In theory, neither of these are needed, since both (subtraction, division) are linear operations that won’t actually change the significance of linear relationships. However, on a practical level, statistical software just tends to act nicer when you z-score (e.g. models converge better).
The model significance and t-stats should not change. The beta weights will change if you z-score. The interpretation changes that the beta coefficent is now in terms of standard deviations of the predictor, instead of raw units of the predictor.
As long as you do not care about beta coefficient scales, I prefer to z-score always as a rule of thumb. Even if you do care about beta coefficient scales, you can just multiply the betas by the standard deviation to get them back to raw units of your predictor. I have noticed z-scoring particularly helps when you have predictors of really small and really large magnitude.
Thank you so much — this is really clear and helpful!
Just to check my understanding:
Demeaning is primarily done to reduce collinearity with the constant term in the model, so that the parametric regressor can more independently explain variance in the BOLD signal.

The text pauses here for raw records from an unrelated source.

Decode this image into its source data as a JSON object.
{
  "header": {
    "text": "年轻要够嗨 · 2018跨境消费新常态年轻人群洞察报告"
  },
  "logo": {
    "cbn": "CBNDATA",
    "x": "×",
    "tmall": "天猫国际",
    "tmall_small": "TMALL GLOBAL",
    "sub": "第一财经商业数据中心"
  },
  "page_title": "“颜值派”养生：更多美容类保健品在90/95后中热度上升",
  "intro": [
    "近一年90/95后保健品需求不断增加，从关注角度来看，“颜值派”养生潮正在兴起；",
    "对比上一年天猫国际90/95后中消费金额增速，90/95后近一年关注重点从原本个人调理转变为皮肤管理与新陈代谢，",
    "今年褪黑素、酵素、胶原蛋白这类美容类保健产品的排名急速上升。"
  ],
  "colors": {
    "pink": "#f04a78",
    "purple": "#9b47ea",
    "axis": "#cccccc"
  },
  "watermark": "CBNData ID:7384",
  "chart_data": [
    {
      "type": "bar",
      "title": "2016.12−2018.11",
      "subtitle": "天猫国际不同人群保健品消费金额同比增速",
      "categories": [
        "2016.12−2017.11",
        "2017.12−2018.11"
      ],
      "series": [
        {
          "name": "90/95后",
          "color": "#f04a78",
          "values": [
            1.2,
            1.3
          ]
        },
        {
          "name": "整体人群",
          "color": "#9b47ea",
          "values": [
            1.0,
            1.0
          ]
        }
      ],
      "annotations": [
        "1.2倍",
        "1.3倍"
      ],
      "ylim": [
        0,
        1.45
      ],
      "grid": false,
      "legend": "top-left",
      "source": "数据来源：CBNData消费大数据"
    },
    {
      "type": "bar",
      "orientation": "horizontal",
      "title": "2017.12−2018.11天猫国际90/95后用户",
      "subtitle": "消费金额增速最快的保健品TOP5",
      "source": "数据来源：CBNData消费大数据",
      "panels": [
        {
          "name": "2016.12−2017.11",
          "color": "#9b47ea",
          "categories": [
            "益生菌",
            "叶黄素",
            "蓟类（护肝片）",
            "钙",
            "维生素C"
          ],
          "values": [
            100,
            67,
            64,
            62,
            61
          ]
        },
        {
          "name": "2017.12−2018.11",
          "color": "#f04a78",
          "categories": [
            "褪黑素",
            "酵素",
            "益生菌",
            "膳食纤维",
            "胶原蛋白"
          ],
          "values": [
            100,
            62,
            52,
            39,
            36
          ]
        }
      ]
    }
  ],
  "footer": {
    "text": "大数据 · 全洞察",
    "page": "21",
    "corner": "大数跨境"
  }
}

Z-scoring goes one step further by rescaling the regressor to unit variance, which is especially helpful when multiple regressors differ greatly in magnitude.
Let me know if I’ve misunderstood anything — otherwise, I really appreciate the explanation!
I think most of what must be say has already been said, but I’ll add an extra comment about the effect of demeaning: it changes the potential interpretation of the intercept. In fact, one should not speak of “intercept” if non-constant regressors are demeaned. The constant term (beta0) becomes the mean of the signal if all non-constant regressors are demeaned.
I also like to think of it as the difference there is between the “baseline” (=essentially the intercept) and the mean.
Note that in many cases we don’t care about the beta0 values (but not always) so this might be irrelevant in your context.